Google has also started the process of deprecating Chrome’s trust in the Symantec certificate authority (including Symantec-owned brands like Thawte, VeriSign, Equifax, GeoTrust, and RapidSSL). If your site is using a SSL/TLS certificate from Symantec that was issued before June 1, 2016, it will stop functioning in Chrome 66, while all remaining Symantec SSL/TLS certificates will stop working starting in Chrome 70.

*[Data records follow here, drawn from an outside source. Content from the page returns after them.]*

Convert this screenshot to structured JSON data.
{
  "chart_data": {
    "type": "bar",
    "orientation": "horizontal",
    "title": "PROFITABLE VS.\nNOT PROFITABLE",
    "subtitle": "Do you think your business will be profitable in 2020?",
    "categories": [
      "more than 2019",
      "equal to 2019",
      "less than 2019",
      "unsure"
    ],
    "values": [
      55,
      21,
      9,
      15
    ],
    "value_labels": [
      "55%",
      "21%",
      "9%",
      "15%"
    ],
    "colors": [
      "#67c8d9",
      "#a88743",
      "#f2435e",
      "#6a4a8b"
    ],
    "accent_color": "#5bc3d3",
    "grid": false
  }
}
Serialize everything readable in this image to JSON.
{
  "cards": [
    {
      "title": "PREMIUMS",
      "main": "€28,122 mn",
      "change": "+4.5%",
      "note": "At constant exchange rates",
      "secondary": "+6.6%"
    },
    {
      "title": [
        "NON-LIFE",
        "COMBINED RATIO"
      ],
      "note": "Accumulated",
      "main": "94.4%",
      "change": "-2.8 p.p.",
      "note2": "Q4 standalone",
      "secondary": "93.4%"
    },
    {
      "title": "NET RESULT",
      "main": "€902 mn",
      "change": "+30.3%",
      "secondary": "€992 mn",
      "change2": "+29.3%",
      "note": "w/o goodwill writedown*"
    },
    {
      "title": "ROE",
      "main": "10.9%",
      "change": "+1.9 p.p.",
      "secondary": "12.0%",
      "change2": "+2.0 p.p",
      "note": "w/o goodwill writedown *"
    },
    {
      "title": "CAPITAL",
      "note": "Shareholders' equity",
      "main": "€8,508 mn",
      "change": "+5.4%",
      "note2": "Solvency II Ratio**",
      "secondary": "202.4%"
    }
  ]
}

Google releases a new version of its browser every six weeks or so. Chrome 67 will arrive by late May.

Chrome 66 for Android was also released today and is rolling out gradually over the next few weeks via Google Play. The big change here is that Google Safe Browsing now works with Android’s WebView by default. Safe Browsing provides lists of URLs that contain malware or phishing content to Chrome, Firefox, and Safari browsers, as well as to internet service providers (ISPs). This change means developers of Android apps using WebView no longer have to make changes to take advantage of Safe Browsing.

Chrome 66 for iOS is out as well over on Apple’s App Store. In addition to the usual stability and performance improvements, you can now export your passwords.